Not All Good Ideas Are Transferable

One of the oddest, but strangely brilliant, blog ideas I have seen in a long time was the ‘Garfield Minus Garfield’ site where someone took the original Garfield comic strips but removed Garfield. According to the website it is “…a site dedicated to removing Garfield from the Garfield comic strips in order to reveal the existential angst of a certain young Mr. Jon Arbuckle. It is a journey deep into the mind of an isolated young everyman as he fights a losing battle against loneliness and depression in a quiet American suburb.” The comic strip isn’t as much funny as it is sad.

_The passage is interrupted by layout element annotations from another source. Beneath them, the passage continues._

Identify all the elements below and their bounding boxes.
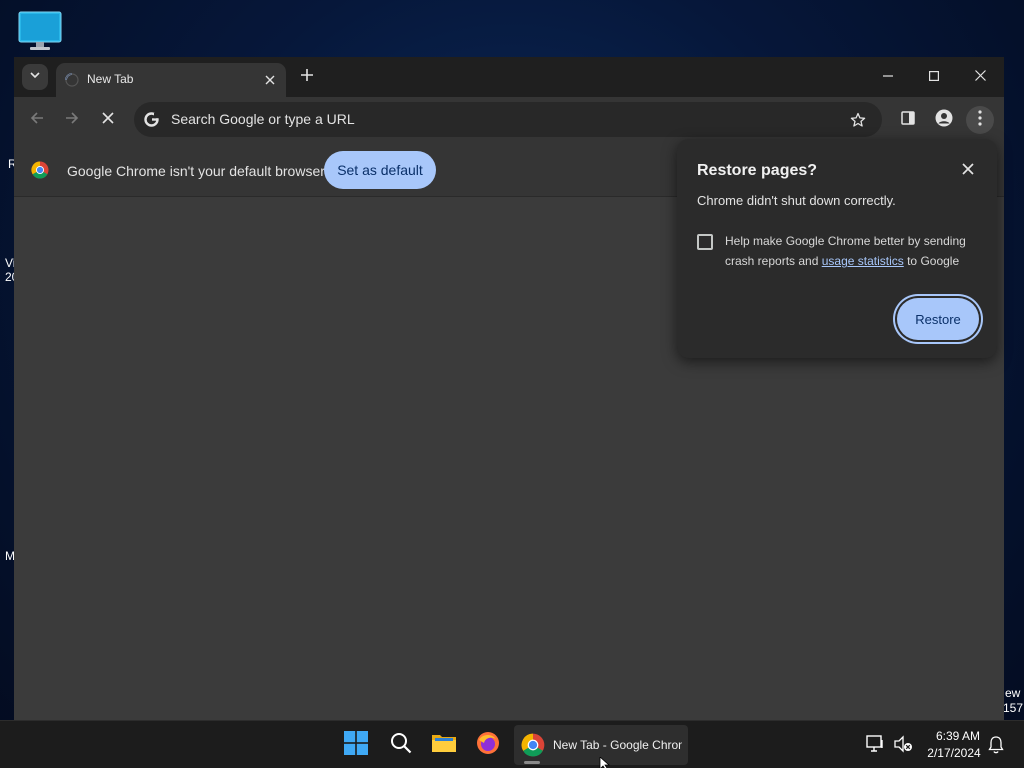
running-indicator — [524, 761, 540, 764]
chrome-logo-icon — [31, 161, 49, 179]
maximize-icon — [929, 68, 940, 86]
tab-title: New Tab — [87, 72, 134, 86]
toolbar: Search Google or type a URL — [14, 97, 1004, 143]
chevron-down-icon — [29, 68, 41, 86]
search-icon — [390, 732, 412, 759]
plus-icon — [301, 68, 313, 86]
close-window-button[interactable] — [957, 61, 1003, 93]
network-icon[interactable] — [866, 735, 886, 758]
folder-icon — [431, 732, 457, 759]
restore-button[interactable]: Restore — [897, 298, 979, 340]
dialog-message: Chrome didn't shut down correctly. — [697, 193, 896, 208]
bookmark-star-icon[interactable] — [848, 110, 868, 130]
crash-reports-label: Help make Google Chrome better by sendin… — [725, 231, 985, 271]
windows-logo-icon — [344, 730, 368, 760]
forward-button[interactable] — [58, 106, 86, 134]
tab-new-tab[interactable]: New Tab — [56, 63, 286, 97]
chrome-menu-button[interactable] — [966, 106, 994, 134]
taskbar-clock-date[interactable]: 2/17/2024 — [922, 746, 986, 760]
notification-bell-icon[interactable] — [988, 736, 1004, 759]
taskbar: New Tab - Google Chrome 6:39 AM 2/17/202… — [0, 720, 1024, 768]
infobar-message: Google Chrome isn't your default browser — [67, 163, 325, 179]
google-g-icon — [143, 111, 160, 128]
usage-statistics-link[interactable]: usage statistics — [822, 254, 904, 268]
this-pc-desktop-icon[interactable] — [18, 11, 62, 51]
taskbar-clock-time[interactable]: 6:39 AM — [930, 729, 986, 743]
dialog-title: Restore pages? — [697, 162, 818, 179]
mouse-cursor-icon — [599, 756, 611, 768]
minimize-icon — [883, 68, 893, 86]
close-icon — [974, 68, 986, 86]
loading-spinner-icon — [64, 72, 80, 88]
tab-strip: New Tab — [14, 57, 1004, 97]
desktop-label-fragment: 157 — [1003, 701, 1024, 715]
close-icon — [102, 111, 114, 129]
consent-text-end: to Google — [903, 254, 960, 268]
firefox-icon — [476, 731, 500, 760]
maximize-button[interactable] — [911, 61, 957, 93]
address-bar-placeholder: Search Google or type a URL — [171, 111, 355, 127]
crash-reports-checkbox[interactable] — [697, 234, 713, 250]
firefox-button[interactable] — [471, 729, 505, 761]
side-panel-icon — [900, 110, 916, 131]
profile-button[interactable] — [930, 106, 958, 134]
set-as-default-button[interactable]: Set as default — [324, 151, 436, 189]
volume-muted-icon[interactable] — [893, 735, 913, 758]
taskbar-chrome-label: New Tab - Google Chrome — [553, 738, 682, 752]
start-button[interactable] — [339, 729, 373, 761]
minimize-button[interactable] — [865, 61, 911, 93]
arrow-right-icon — [64, 110, 80, 131]
chrome-logo-icon — [521, 733, 545, 762]
file-explorer-button[interactable] — [427, 729, 461, 761]
profile-icon — [935, 109, 953, 132]
close-tab-icon[interactable] — [261, 71, 279, 89]
tab-search-button[interactable] — [22, 64, 48, 90]
close-dialog-icon[interactable] — [958, 159, 978, 179]
more-vertical-icon — [978, 109, 982, 131]
desktop-label-fragment: ew — [1005, 686, 1021, 700]
arrow-left-icon — [29, 110, 45, 131]
restore-pages-dialog: Restore pages? Chrome didn't shut down c… — [677, 139, 997, 358]
stop-loading-button[interactable] — [94, 106, 122, 134]
back-button[interactable] — [23, 106, 51, 134]
search-button[interactable] — [384, 729, 418, 761]
new-tab-button[interactable] — [295, 65, 319, 89]
side-panel-button[interactable] — [894, 106, 922, 134]
address-bar[interactable]: Search Google or type a URL — [134, 102, 882, 137]
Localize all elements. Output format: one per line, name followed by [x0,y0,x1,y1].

And successful, instead of suing the site out of existence, the owners of Garfield allowed a book of the altered strips to be sold (which probably gives them a nice little cut for work they already did).

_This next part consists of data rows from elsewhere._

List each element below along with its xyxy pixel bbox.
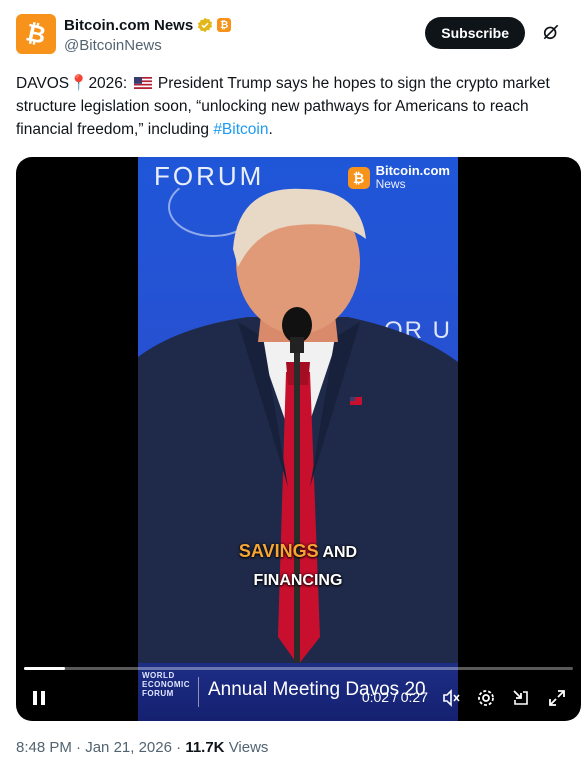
tweet-text-part: DAVOS	[16, 75, 70, 92]
time-separator: /	[392, 689, 397, 705]
video-caption: SAVINGS AND FINANCING	[138, 537, 458, 595]
watermark-sub: News	[375, 177, 406, 191]
progress-fill	[24, 667, 65, 670]
video-frame[interactable]: FORUM OR U ₿ Bitcoin.com News SAVINGS AN…	[138, 157, 458, 721]
settings-icon[interactable]	[475, 687, 497, 709]
fullscreen-icon[interactable]	[546, 687, 568, 709]
views-count: 11.7K	[185, 739, 225, 756]
views-label: Views	[228, 739, 269, 756]
caption-highlight: SAVINGS	[238, 541, 319, 561]
tweet-text-part: .	[268, 121, 273, 138]
bitcoin-logo-icon: ₿	[23, 17, 49, 50]
current-time: 0:02	[361, 689, 390, 705]
progress-bar[interactable]	[24, 667, 573, 670]
avatar[interactable]: ₿	[16, 14, 56, 54]
watermark-text: Bitcoin.com News	[375, 163, 450, 191]
author-names: Bitcoin.com News ₿ @BitcoinNews	[64, 15, 232, 54]
post-date[interactable]: Jan 21, 2026	[85, 739, 172, 756]
bitcoin-logo-icon: ₿	[347, 167, 370, 189]
us-flag-icon	[133, 77, 152, 89]
tweet-text-part: 2026:	[88, 75, 128, 92]
speaker-figure	[138, 188, 458, 721]
minimize-icon[interactable]	[510, 687, 532, 709]
video-time: 0:02 / 0:27	[362, 689, 428, 705]
display-name[interactable]: Bitcoin.com News	[64, 17, 193, 34]
meta-separator: ·	[76, 739, 82, 756]
video-player[interactable]: FORUM OR U ₿ Bitcoin.com News SAVINGS AN…	[16, 157, 581, 721]
verified-badge-icon[interactable]	[197, 17, 213, 33]
mute-icon[interactable]	[440, 687, 462, 709]
caption-text: FINANCING	[253, 572, 343, 589]
video-controls: 0:02 / 0:27	[16, 679, 581, 719]
tweet-header: ₿ Bitcoin.com News ₿ @BitcoinNews Subscr…	[16, 14, 569, 58]
grok-icon[interactable]	[541, 22, 561, 42]
meta-separator: ·	[176, 739, 182, 756]
affiliate-badge-icon[interactable]: ₿	[217, 18, 232, 32]
duration: 0:27	[400, 689, 428, 705]
tweet-text: DAVOS📍2026: President Trump says he hope…	[16, 72, 568, 141]
watermark: ₿ Bitcoin.com News	[347, 163, 450, 191]
name-row: Bitcoin.com News ₿	[64, 15, 232, 35]
tweet-meta: 8:48 PM · Jan 21, 2026 · 11.7K Views	[16, 739, 268, 756]
subscribe-button[interactable]: Subscribe	[425, 17, 525, 49]
hashtag-link[interactable]: #Bitcoin	[213, 121, 268, 138]
pause-icon[interactable]	[28, 687, 50, 709]
round-pushpin-icon: 📍	[69, 75, 89, 92]
watermark-brand: Bitcoin.com	[375, 163, 450, 178]
post-time[interactable]: 8:48 PM	[16, 739, 72, 756]
handle[interactable]: @BitcoinNews	[64, 37, 231, 54]
caption-text: AND	[322, 544, 358, 561]
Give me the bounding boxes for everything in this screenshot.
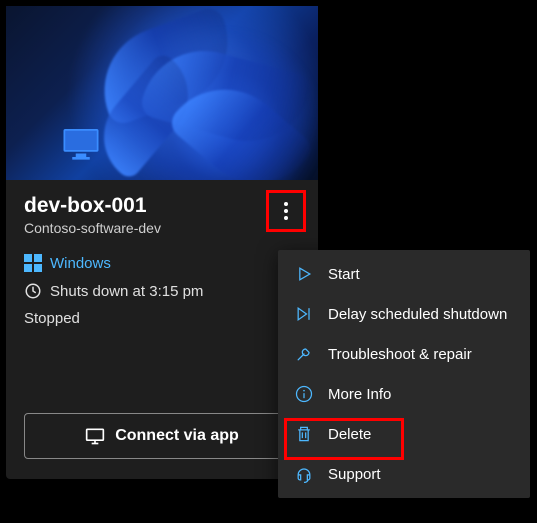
wrench-icon: [294, 344, 314, 364]
devbox-title: dev-box-001: [24, 194, 161, 218]
connect-button[interactable]: Connect via app: [24, 413, 300, 459]
clock-icon: [24, 282, 42, 300]
vertical-dots-icon: [284, 202, 288, 220]
monitor-icon: [60, 122, 102, 164]
menu-label: Troubleshoot & repair: [328, 346, 472, 363]
menu-item-moreinfo[interactable]: More Info: [278, 374, 530, 414]
shutdown-label: Shuts down at 3:15 pm: [50, 283, 203, 300]
windows-icon: [24, 254, 42, 272]
more-actions-button[interactable]: [272, 194, 300, 228]
devbox-card: dev-box-001 Contoso-software-dev Windows: [6, 6, 318, 479]
os-label: Windows: [50, 255, 111, 272]
menu-label: More Info: [328, 386, 391, 403]
menu-item-troubleshoot[interactable]: Troubleshoot & repair: [278, 334, 530, 374]
connect-label: Connect via app: [115, 427, 239, 445]
menu-label: Delete: [328, 426, 371, 443]
menu-label: Start: [328, 266, 360, 283]
headset-icon: [294, 464, 314, 484]
shutdown-row: Shuts down at 3:15 pm: [24, 282, 300, 300]
devbox-thumbnail: [6, 6, 318, 180]
trash-icon: [294, 424, 314, 444]
card-body: dev-box-001 Contoso-software-dev Windows: [6, 180, 318, 479]
play-icon: [294, 264, 314, 284]
menu-label: Delay scheduled shutdown: [328, 306, 507, 323]
menu-item-delay[interactable]: Delay scheduled shutdown: [278, 294, 530, 334]
menu-item-support[interactable]: Support: [278, 454, 530, 494]
desktop-icon: [85, 427, 105, 445]
context-menu: Start Delay scheduled shutdown Troublesh…: [278, 250, 530, 498]
info-icon: [294, 384, 314, 404]
play-next-icon: [294, 304, 314, 324]
menu-item-start[interactable]: Start: [278, 254, 530, 294]
status-label: Stopped: [24, 310, 300, 327]
os-row[interactable]: Windows: [24, 254, 300, 272]
menu-item-delete[interactable]: Delete: [278, 414, 530, 454]
menu-label: Support: [328, 466, 381, 483]
devbox-subtitle: Contoso-software-dev: [24, 220, 161, 236]
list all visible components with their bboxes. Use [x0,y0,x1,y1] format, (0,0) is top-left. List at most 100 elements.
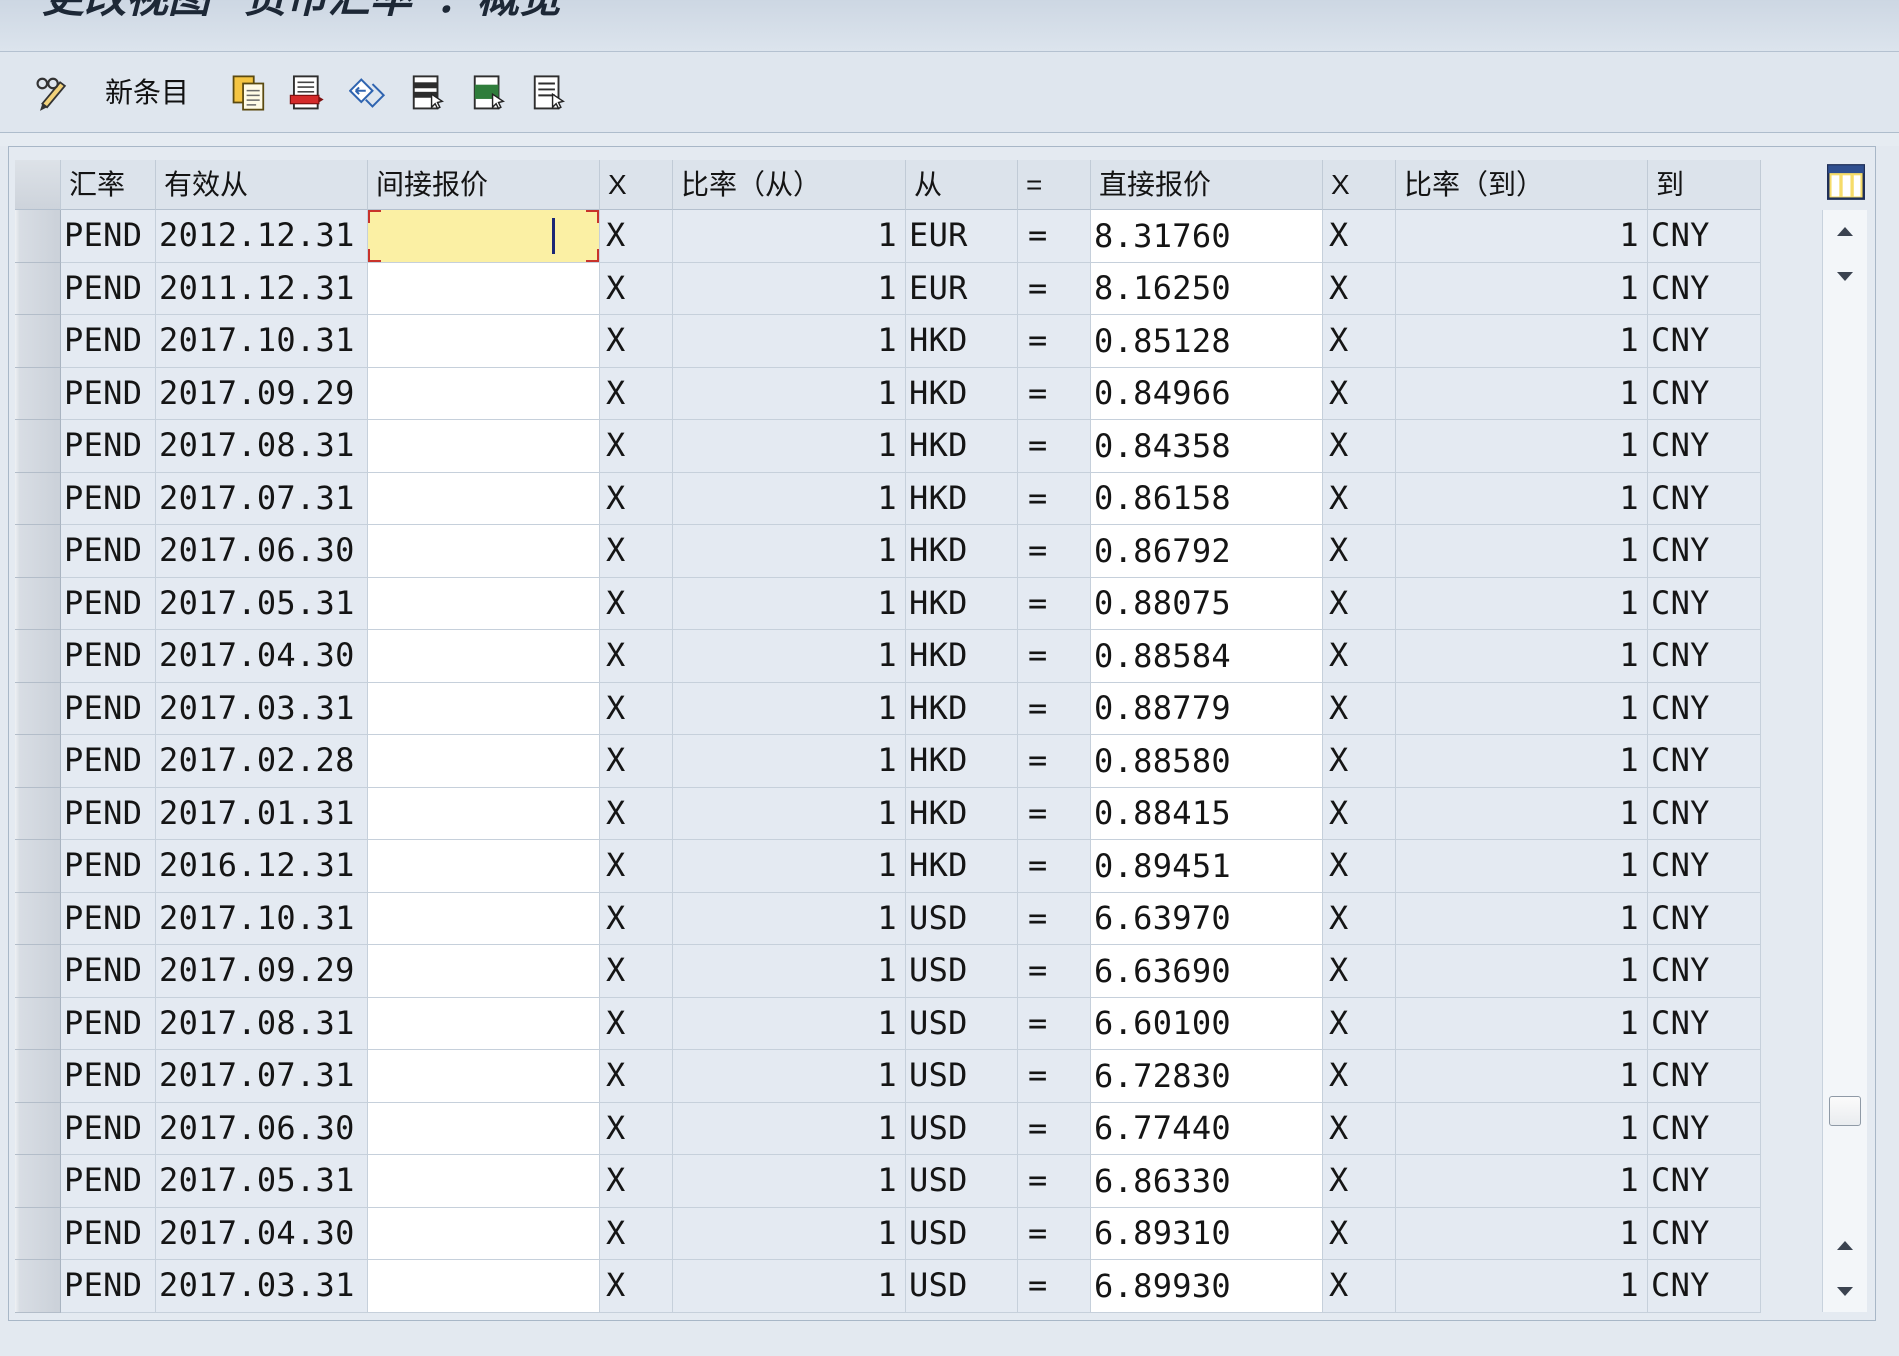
indirect-quote-input[interactable] [368,1155,599,1207]
column-header-to-currency[interactable]: 到 [1648,160,1761,210]
row-selector-button[interactable] [15,735,61,788]
direct-quote-cell[interactable] [1091,945,1323,998]
column-header-from-currency[interactable]: 从 [906,160,1018,210]
column-header-direct-quote[interactable]: 直接报价 [1091,160,1323,210]
indirect-quote-input[interactable] [368,892,599,944]
indirect-quote-cell[interactable] [368,1102,600,1155]
direct-quote-cell[interactable] [1091,1155,1323,1208]
column-header-equals[interactable]: = [1018,160,1091,210]
indirect-quote-cell[interactable] [368,787,600,840]
indirect-quote-cell[interactable] [368,577,600,630]
indirect-quote-cell[interactable] [368,1260,600,1313]
direct-quote-input[interactable] [1091,472,1322,524]
row-selector-button[interactable] [15,787,61,840]
indirect-quote-input[interactable] [368,735,599,787]
indirect-quote-cell[interactable] [368,997,600,1050]
indirect-quote-input[interactable] [368,997,599,1049]
direct-quote-input[interactable] [1091,735,1322,787]
indirect-quote-input[interactable] [368,315,599,367]
row-selector-button[interactable] [15,525,61,578]
row-selector-button[interactable] [15,892,61,945]
indirect-quote-cell[interactable] [368,420,600,473]
column-header-ratio-from[interactable]: 比率（从） [673,160,906,210]
indirect-quote-input[interactable] [368,577,599,629]
indirect-quote-input[interactable] [368,210,599,262]
direct-quote-input[interactable] [1091,892,1322,944]
direct-quote-cell[interactable] [1091,262,1323,315]
direct-quote-cell[interactable] [1091,997,1323,1050]
indirect-quote-cell[interactable] [368,315,600,368]
column-header-exchange-rate-type[interactable]: 汇率 [61,160,156,210]
row-selector-button[interactable] [15,1155,61,1208]
direct-quote-cell[interactable] [1091,577,1323,630]
row-selector-button[interactable] [15,210,61,263]
indirect-quote-cell[interactable] [368,945,600,998]
indirect-quote-input[interactable] [368,787,599,839]
direct-quote-input[interactable] [1091,1207,1322,1259]
column-header-indirect-x[interactable]: X [600,160,673,210]
deselect-all-button[interactable] [530,73,570,113]
direct-quote-cell[interactable] [1091,892,1323,945]
indirect-quote-input[interactable] [368,1050,599,1102]
indirect-quote-input[interactable] [368,525,599,577]
undo-change-button[interactable] [349,73,389,113]
direct-quote-input[interactable] [1091,682,1322,734]
direct-quote-input[interactable] [1091,787,1322,839]
column-configuration-button[interactable] [1826,163,1866,201]
direct-quote-input[interactable] [1091,1050,1322,1102]
column-header-valid-from[interactable]: 有效从 [156,160,368,210]
row-selector-button[interactable] [15,840,61,893]
indirect-quote-cell[interactable] [368,1207,600,1260]
direct-quote-input[interactable] [1091,420,1322,472]
indirect-quote-input[interactable] [368,1102,599,1154]
new-entries-button[interactable]: 新条目 [105,74,189,112]
direct-quote-input[interactable] [1091,1155,1322,1207]
select-all-rows-button[interactable] [15,160,61,210]
indirect-quote-cell[interactable] [368,892,600,945]
direct-quote-cell[interactable] [1091,735,1323,788]
row-selector-button[interactable] [15,420,61,473]
indirect-quote-input[interactable] [368,682,599,734]
direct-quote-cell[interactable] [1091,630,1323,683]
direct-quote-cell[interactable] [1091,420,1323,473]
indirect-quote-cell[interactable] [368,262,600,315]
direct-quote-cell[interactable] [1091,1050,1323,1103]
vertical-scrollbar[interactable] [1822,210,1867,1312]
scroll-up-button[interactable] [1835,222,1855,242]
direct-quote-input[interactable] [1091,315,1322,367]
direct-quote-cell[interactable] [1091,787,1323,840]
select-block-button[interactable] [470,73,510,113]
direct-quote-input[interactable] [1091,1260,1322,1312]
indirect-quote-cell[interactable] [368,840,600,893]
direct-quote-cell[interactable] [1091,1260,1323,1313]
direct-quote-input[interactable] [1091,997,1322,1049]
row-selector-button[interactable] [15,630,61,683]
direct-quote-cell[interactable] [1091,525,1323,578]
row-selector-button[interactable] [15,1050,61,1103]
direct-quote-input[interactable] [1091,210,1322,262]
row-selector-button[interactable] [15,1102,61,1155]
row-selector-button[interactable] [15,262,61,315]
indirect-quote-cell[interactable] [368,210,600,263]
column-header-ratio-to[interactable]: 比率（到） [1396,160,1648,210]
indirect-quote-input[interactable] [368,1207,599,1259]
display-change-toggle-button[interactable] [34,73,74,113]
row-selector-button[interactable] [15,577,61,630]
direct-quote-cell[interactable] [1091,315,1323,368]
direct-quote-input[interactable] [1091,840,1322,892]
indirect-quote-cell[interactable] [368,682,600,735]
indirect-quote-input[interactable] [368,262,599,314]
direct-quote-cell[interactable] [1091,840,1323,893]
column-header-indirect-quote[interactable]: 间接报价 [368,160,600,210]
row-selector-button[interactable] [15,472,61,525]
select-all-button[interactable] [409,73,449,113]
row-selector-button[interactable] [15,367,61,420]
direct-quote-cell[interactable] [1091,472,1323,525]
indirect-quote-input[interactable] [368,945,599,997]
direct-quote-input[interactable] [1091,1102,1322,1154]
direct-quote-input[interactable] [1091,577,1322,629]
page-up-button[interactable] [1835,1236,1855,1256]
row-selector-button[interactable] [15,945,61,998]
indirect-quote-input[interactable] [368,1260,599,1312]
indirect-quote-input[interactable] [368,472,599,524]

Since it was idea that worked once, it just has to work again, right? Well, enter ‘Dilbert minus Dilbert’, which is the same basic idea as ‘Garfield minus Garfield’ but with (to me at least) a lot less creative success. While ‘G-G’ seems like the mental deterioration of a single person, ‘D-D’ doesn’t seem to make much sense at all. And not in a ‘nonsensical but still designed to make to you think about other things’ way, but more in a ‘something’s missing and it’s pretty obvious it is missing’ way.

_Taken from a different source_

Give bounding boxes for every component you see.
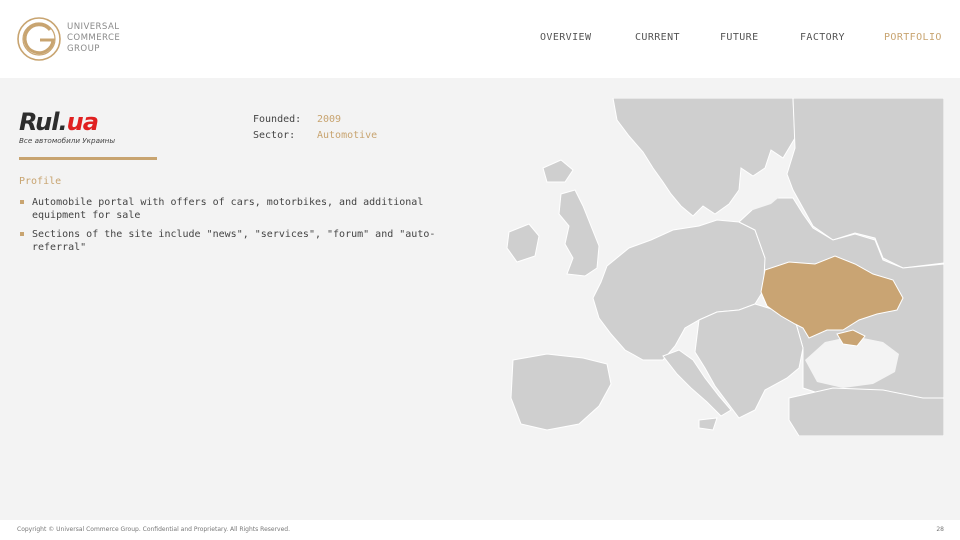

I suppose that has a lot to do with the source material. Garfield is a gag strip aimed at children which revolves around a very small cast of characters, while Dilbert is much more complex and adult in its approach to the same three panel format. It has been a while since I read either strip, but if I remember Garfield was set-up, set-up, punchline (like most classic gag strips), while Dilbert was set-up, joke, aftermath.

I’m not a comic strip expert, so I will let others more familiar with the craft make the final judgement, but to me, it seems like what works in one instance just flat out doesn’t work in another.